El mayordomo hizo un gesto y golpeó tres veces el suelo con su cetro.
—SU EXCELENTÍSIMA ALTEZA STEFAN YURI ALEJANDROVITCH MERRILL, VIRREY DE SU MAJESTAD IMPERIAL MÁS ALLÁ DEL SACO DE CARBÓN. QUE DIOS CONCEDA SABIDURÍA A SU MAJESTAD ILUSTRÍSIMA.
Todos se levantaron. Mientras lo hacía, Rod pensaba en lo que estaba pasando. Sería fácil ser cínico. Después de todo, Merrill era sólo un hombre. Su Majestad Imperial era sólo un hombre. Hombres como los otros, pero tenían la responsabilidad del destino del género humano. El Consejo podía asesorarles. El Senado podía debatir. La Asamblea exigir y demandar. Sin embargo, una vez oídas todas las peticiones en conflicto, ponderados todos los consejos, alguien debía actuar en nombre de la Humanidad... No, el ceremonial de introducción no era exagerado. A quienes poseían aquel poder había que recordárselo.
Su Alteza era un hombre alto y flaco, de tupidas cejas. Llevaba el uniforme de gala de la Marina, con discos solares y cometas al pecho, condecoraciones ganadas en años de servicio. Cuando llegó a su trono, se volvió al sólido que había sobre él y se inclinó. El edecán dirigió el saludo de lealtad a la corona antes de que Merrill tomase asiento y saludase al Consejo.
El Duque Bonin, presidente supremo del Consejo, ocupaba su puesto en el centro de la gran mesa.

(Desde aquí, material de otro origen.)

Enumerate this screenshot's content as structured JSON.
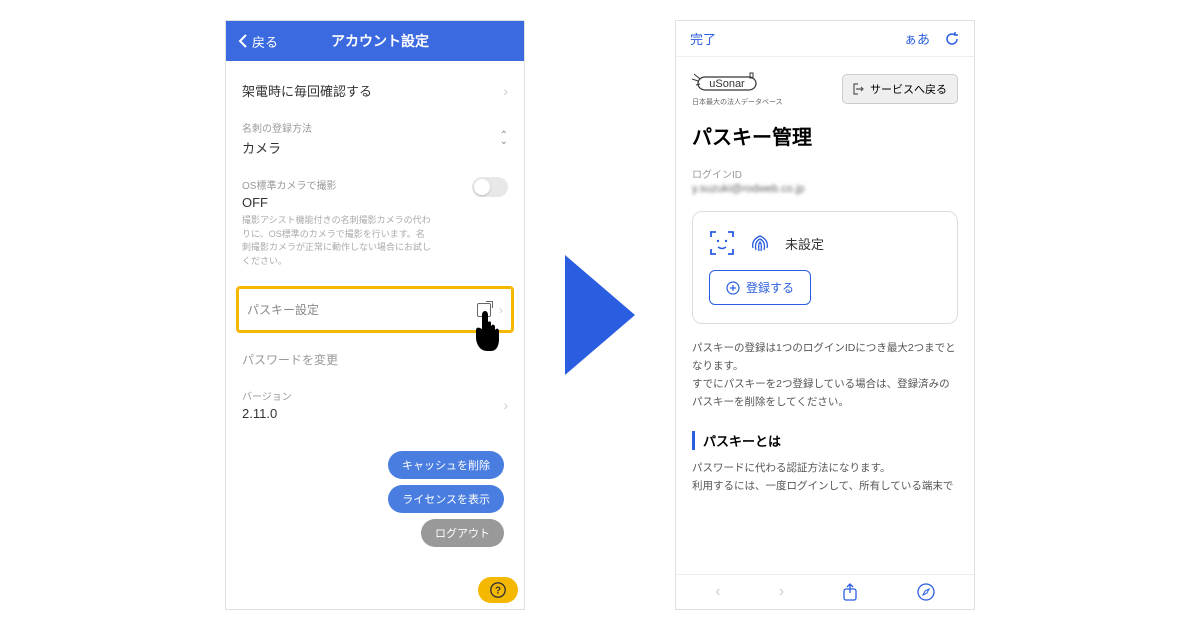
{
  "left": {
    "back": "戻る",
    "title": "アカウント設定",
    "row_check": "架電時に毎回確認する",
    "card_reg_label": "名刺の登録方法",
    "card_reg_value": "カメラ",
    "os_cam_label": "OS標準カメラで撮影",
    "os_cam_value": "OFF",
    "os_cam_desc": "撮影アシスト機能付きの名刺撮影カメラの代わりに、OS標準のカメラで撮影を行います。名刺撮影カメラが正常に動作しない場合にお試しください。",
    "passkey_setting": "パスキー設定",
    "change_pw": "パスワードを変更",
    "version_label": "バージョン",
    "version_value": "2.11.0",
    "btn_cache": "キャッシュを削除",
    "btn_license": "ライセンスを表示",
    "btn_logout": "ログアウト"
  },
  "right": {
    "done": "完了",
    "aa": "ぁあ",
    "logo_main": "uSonar",
    "logo_sub": "日本最大の法人データベース",
    "svc_back": "サービスへ戻る",
    "h1": "パスキー管理",
    "login_id_label": "ログインID",
    "login_id_value": "y.suzuki@rodweb.co.jp",
    "status": "未設定",
    "register": "登録する",
    "info": "パスキーの登録は1つのログインIDにつき最大2つまでとなります。\nすでにパスキーを2つ登録している場合は、登録済みのパスキーを削除をしてください。",
    "section": "パスキーとは",
    "section_body": "パスワードに代わる認証方法になります。\n利用するには、一度ログインして、所有している端末で"
  }
}
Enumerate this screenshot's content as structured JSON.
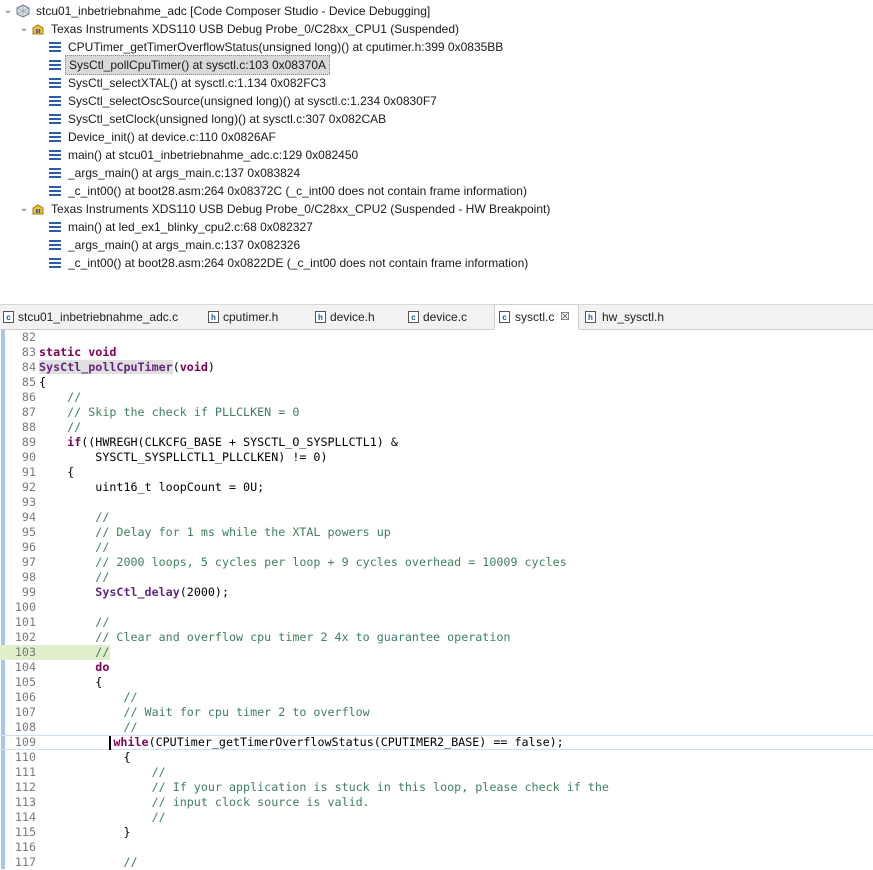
{
  "debug_tree": {
    "session": "stcu01_inbetriebnahme_adc [Code Composer Studio - Device Debugging]",
    "cpu1": {
      "label": "Texas Instruments XDS110 USB Debug Probe_0/C28xx_CPU1 (Suspended)",
      "frames": [
        "CPUTimer_getTimerOverflowStatus(unsigned long)() at cputimer.h:399 0x0835BB",
        "SysCtl_pollCpuTimer() at sysctl.c:103 0x08370A",
        "SysCtl_selectXTAL() at sysctl.c:1.134 0x082FC3",
        "SysCtl_selectOscSource(unsigned long)() at sysctl.c:1.234 0x0830F7",
        "SysCtl_setClock(unsigned long)() at sysctl.c:307 0x082CAB",
        "Device_init() at device.c:110 0x0826AF",
        "main() at stcu01_inbetriebnahme_adc.c:129 0x082450",
        "_args_main() at args_main.c:137 0x083824",
        "_c_int00() at boot28.asm:264 0x08372C  (_c_int00 does not contain frame information)"
      ]
    },
    "cpu2": {
      "label": "Texas Instruments XDS110 USB Debug Probe_0/C28xx_CPU2 (Suspended - HW Breakpoint)",
      "frames": [
        "main() at led_ex1_blinky_cpu2.c:68 0x082327",
        "_args_main() at args_main.c:137 0x082326",
        "_c_int00() at boot28.asm:264 0x0822DE  (_c_int00 does not contain frame information)"
      ]
    }
  },
  "tabs": [
    {
      "label": "stcu01_inbetriebnahme_adc.c",
      "icon": "c-file-icon"
    },
    {
      "label": "cputimer.h",
      "icon": "h-file-icon"
    },
    {
      "label": "device.h",
      "icon": "h-file-icon"
    },
    {
      "label": "device.c",
      "icon": "c-file-icon"
    },
    {
      "label": "sysctl.c",
      "icon": "c-file-icon",
      "active": true,
      "close": "☒"
    },
    {
      "label": "hw_sysctl.h",
      "icon": "h-file-icon"
    }
  ],
  "editor": {
    "line_numbers": [
      "82",
      "83",
      "84",
      "85",
      "86",
      "87",
      "88",
      "89",
      "90",
      "91",
      "92",
      "93",
      "94",
      "95",
      "96",
      "97",
      "98",
      "99",
      "100",
      "101",
      "102",
      "103",
      "104",
      "105",
      "106",
      "107",
      "108",
      "109",
      "110",
      "111",
      "112",
      "113",
      "114",
      "115",
      "116",
      "117"
    ],
    "code": {
      "l83_kw": "static void",
      "l84_fn": "SysCtl_pollCpuTimer",
      "l84_rest": "(",
      "l84_kw": "void",
      "l84_end": ")",
      "l85": "{",
      "l86": "    //",
      "l87": "    // Skip the check if PLLCLKEN = 0",
      "l88": "    //",
      "l89_kw": "if",
      "l89_rest": "((HWREGH(CLKCFG_BASE + SYSCTL_O_SYSPLLCTL1) &",
      "l90": "        SYSCTL_SYSPLLCTL1_PLLCLKEN) != 0)",
      "l91": "    {",
      "l92": "        uint16_t loopCount = 0U;",
      "l94": "        //",
      "l95": "        // Delay for 1 ms while the XTAL powers up",
      "l96": "        //",
      "l97": "        // 2000 loops, 5 cycles per loop + 9 cycles overhead = 10009 cycles",
      "l98": "        //",
      "l99_fn": "SysCtl_delay",
      "l99_rest": "(2000);",
      "l101": "        //",
      "l102": "        // Clear and overflow cpu timer 2 4x to guarantee operation",
      "l103": "        //",
      "l104_kw": "do",
      "l105": "        {",
      "l106": "            //",
      "l107": "            // Wait for cpu timer 2 to overflow",
      "l108": "            //",
      "l109_kw": "while",
      "l109_rest": "(CPUTimer_getTimerOverflowStatus(CPUTIMER2_BASE) == false);",
      "l110": "            {",
      "l111": "                //",
      "l112": "                // If your application is stuck in this loop, please check if the",
      "l113": "                // input clock source is valid.",
      "l114": "                //",
      "l115": "            }",
      "l117": "            //"
    }
  }
}
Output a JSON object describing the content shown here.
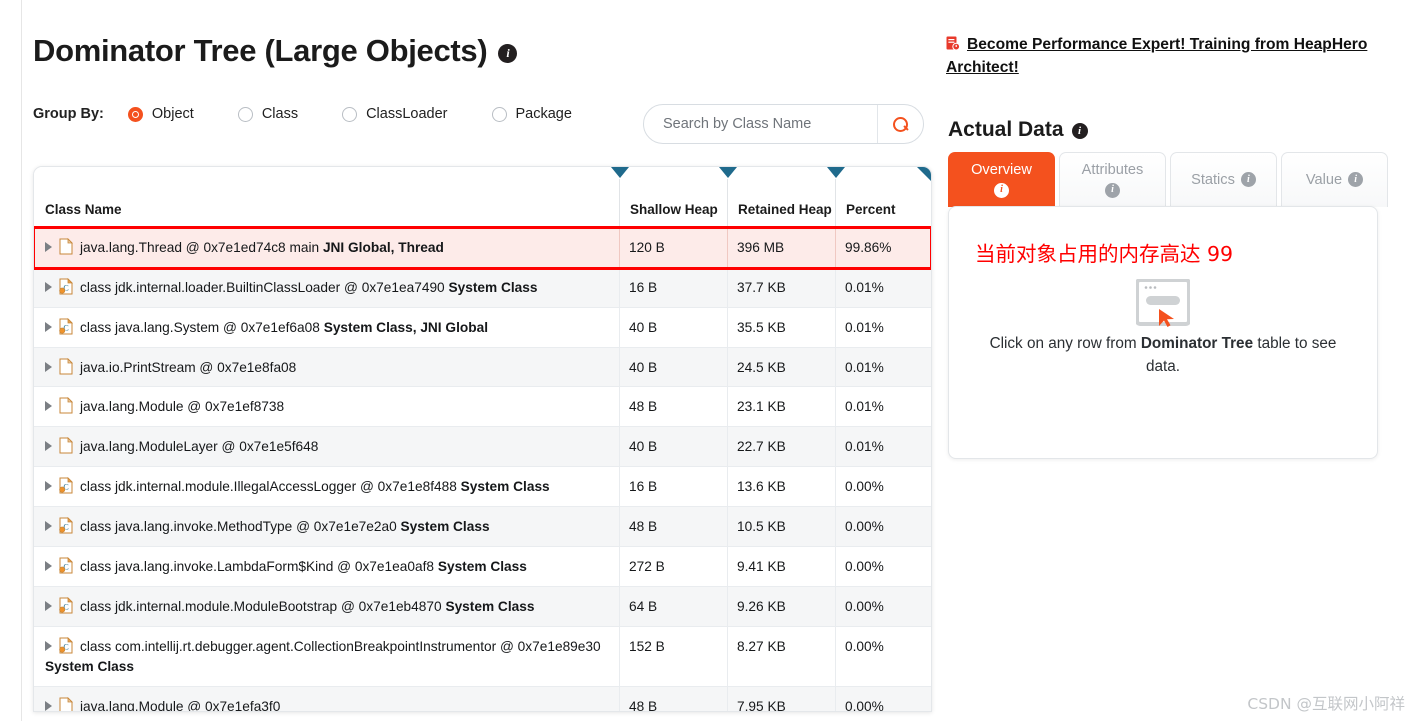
{
  "header": {
    "title": "Dominator Tree (Large Objects)",
    "title_info_icon": "info-icon"
  },
  "group_by": {
    "label": "Group By:",
    "options": [
      {
        "label": "Object",
        "checked": true
      },
      {
        "label": "Class",
        "checked": false
      },
      {
        "label": "ClassLoader",
        "checked": false
      },
      {
        "label": "Package",
        "checked": false
      }
    ]
  },
  "search": {
    "placeholder": "Search by Class Name",
    "value": "",
    "icon": "search-icon"
  },
  "table": {
    "columns": [
      "Class Name",
      "Shallow Heap",
      "Retained Heap",
      "Percent"
    ],
    "rows": [
      {
        "icon": "object-file-icon",
        "name": "java.lang.Thread @ 0x7e1ed74c8 main ",
        "name_bold": "JNI Global, Thread",
        "shallow_heap": "120 B",
        "retained_heap": "396 MB",
        "percent": "99.86%",
        "selected": true
      },
      {
        "icon": "class-file-icon",
        "name": "class jdk.internal.loader.BuiltinClassLoader @ 0x7e1ea7490 ",
        "name_bold": "System Class",
        "shallow_heap": "16 B",
        "retained_heap": "37.7 KB",
        "percent": "0.01%"
      },
      {
        "icon": "class-file-icon",
        "name": "class java.lang.System @ 0x7e1ef6a08 ",
        "name_bold": "System Class, JNI Global",
        "shallow_heap": "40 B",
        "retained_heap": "35.5 KB",
        "percent": "0.01%"
      },
      {
        "icon": "object-file-icon",
        "name": "java.io.PrintStream @ 0x7e1e8fa08",
        "name_bold": "",
        "shallow_heap": "40 B",
        "retained_heap": "24.5 KB",
        "percent": "0.01%"
      },
      {
        "icon": "object-file-icon",
        "name": "java.lang.Module @ 0x7e1ef8738",
        "name_bold": "",
        "shallow_heap": "48 B",
        "retained_heap": "23.1 KB",
        "percent": "0.01%"
      },
      {
        "icon": "object-file-icon",
        "name": "java.lang.ModuleLayer @ 0x7e1e5f648",
        "name_bold": "",
        "shallow_heap": "40 B",
        "retained_heap": "22.7 KB",
        "percent": "0.01%"
      },
      {
        "icon": "class-file-icon",
        "name": "class jdk.internal.module.IllegalAccessLogger @ 0x7e1e8f488 ",
        "name_bold": "System Class",
        "shallow_heap": "16 B",
        "retained_heap": "13.6 KB",
        "percent": "0.00%"
      },
      {
        "icon": "class-file-icon",
        "name": "class java.lang.invoke.MethodType @ 0x7e1e7e2a0 ",
        "name_bold": "System Class",
        "shallow_heap": "48 B",
        "retained_heap": "10.5 KB",
        "percent": "0.00%"
      },
      {
        "icon": "class-file-icon",
        "name": "class java.lang.invoke.LambdaForm$Kind @ 0x7e1ea0af8 ",
        "name_bold": "System Class",
        "shallow_heap": "272 B",
        "retained_heap": "9.41 KB",
        "percent": "0.00%"
      },
      {
        "icon": "class-file-icon",
        "name": "class jdk.internal.module.ModuleBootstrap @ 0x7e1eb4870 ",
        "name_bold": "System Class",
        "shallow_heap": "64 B",
        "retained_heap": "9.26 KB",
        "percent": "0.00%"
      },
      {
        "icon": "class-file-icon",
        "name": "class com.intellij.rt.debugger.agent.CollectionBreakpointInstrumentor @ 0x7e1e89e30",
        "name_bold": "",
        "overflow_text": "System Class",
        "shallow_heap": "152 B",
        "retained_heap": "8.27 KB",
        "percent": "0.00%"
      },
      {
        "icon": "object-file-icon",
        "name": "java.lang.Module @ 0x7e1efa3f0",
        "name_bold": "",
        "shallow_heap": "48 B",
        "retained_heap": "7.95 KB",
        "percent": "0.00%"
      }
    ]
  },
  "sidebar": {
    "promo_link": "Become Performance Expert! Training from HeapHero Architect!",
    "promo_icon": "report-icon",
    "actual_data_title": "Actual Data",
    "tabs": [
      {
        "label": "Overview",
        "active": true,
        "info_inline": false
      },
      {
        "label": "Attributes",
        "active": false,
        "info_inline": false
      },
      {
        "label": "Statics",
        "active": false,
        "info_inline": true
      },
      {
        "label": "Value",
        "active": false,
        "info_inline": true
      }
    ],
    "panel": {
      "annotation": "当前对象占用的内存高达 99",
      "placeholder_icon": "click-window-icon",
      "hint_prefix": "Click on any row from ",
      "hint_bold": "Dominator Tree",
      "hint_suffix": " table to see data."
    }
  },
  "watermark": "CSDN @互联网小阿祥",
  "colors": {
    "accent": "#f4511e",
    "selected_row_bg": "#fdebe9",
    "selected_row_border": "#ff0000",
    "annotation_red": "#ff0000",
    "header_triangle": "#1f6a8c"
  }
}
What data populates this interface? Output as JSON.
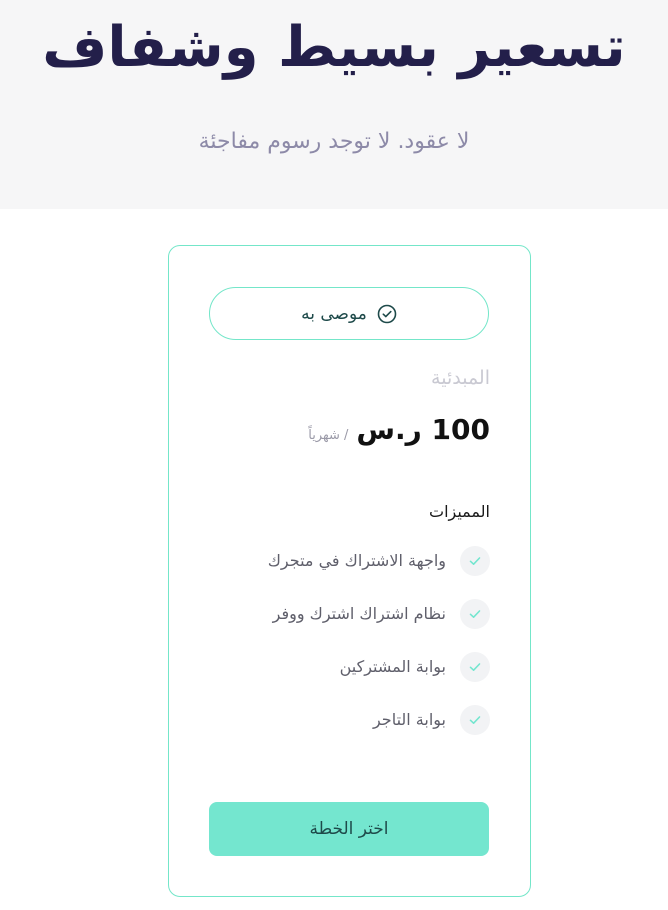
{
  "hero": {
    "title": "تسعير بسيط وشفاف",
    "subtitle": "لا عقود. لا توجد رسوم مفاجئة"
  },
  "plan": {
    "badge_label": "موصى به",
    "badge_icon": "check-circle-icon",
    "name": "المبدئية",
    "price": "100 ر.س",
    "period": "/ شهرياً",
    "features_title": "المميزات",
    "features": [
      {
        "label": "واجهة الاشتراك في متجرك",
        "icon": "check-icon"
      },
      {
        "label": "نظام اشتراك اشترك ووفر",
        "icon": "check-icon"
      },
      {
        "label": "بوابة المشتركين",
        "icon": "check-icon"
      },
      {
        "label": "بوابة التاجر",
        "icon": "check-icon"
      }
    ],
    "cta_label": "اختر الخطة"
  },
  "colors": {
    "accent": "#74e6cf",
    "title": "#231f4a",
    "hero_bg": "#f6f6f7"
  }
}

—Señores, por orden de Su Alteza se reúne el Consejo para considerar la cuestión de la nave alienígena procedente de la Paja. Quizás la sesión sea larga —añadió sin el menor sarcasmo.
—Todos tienen el informe de nuestra investigación de la nave alienígena. Puedo resumirlo en dos puntos significativos: los alienígenas no tienen ni el Impulso Alderson ni el Campo Langston. Por otra parte, parecen tener otras técnicas considerablemente más avanzadas que las que haya tenido nunca el Imperio... e incluyo en esto al Primero.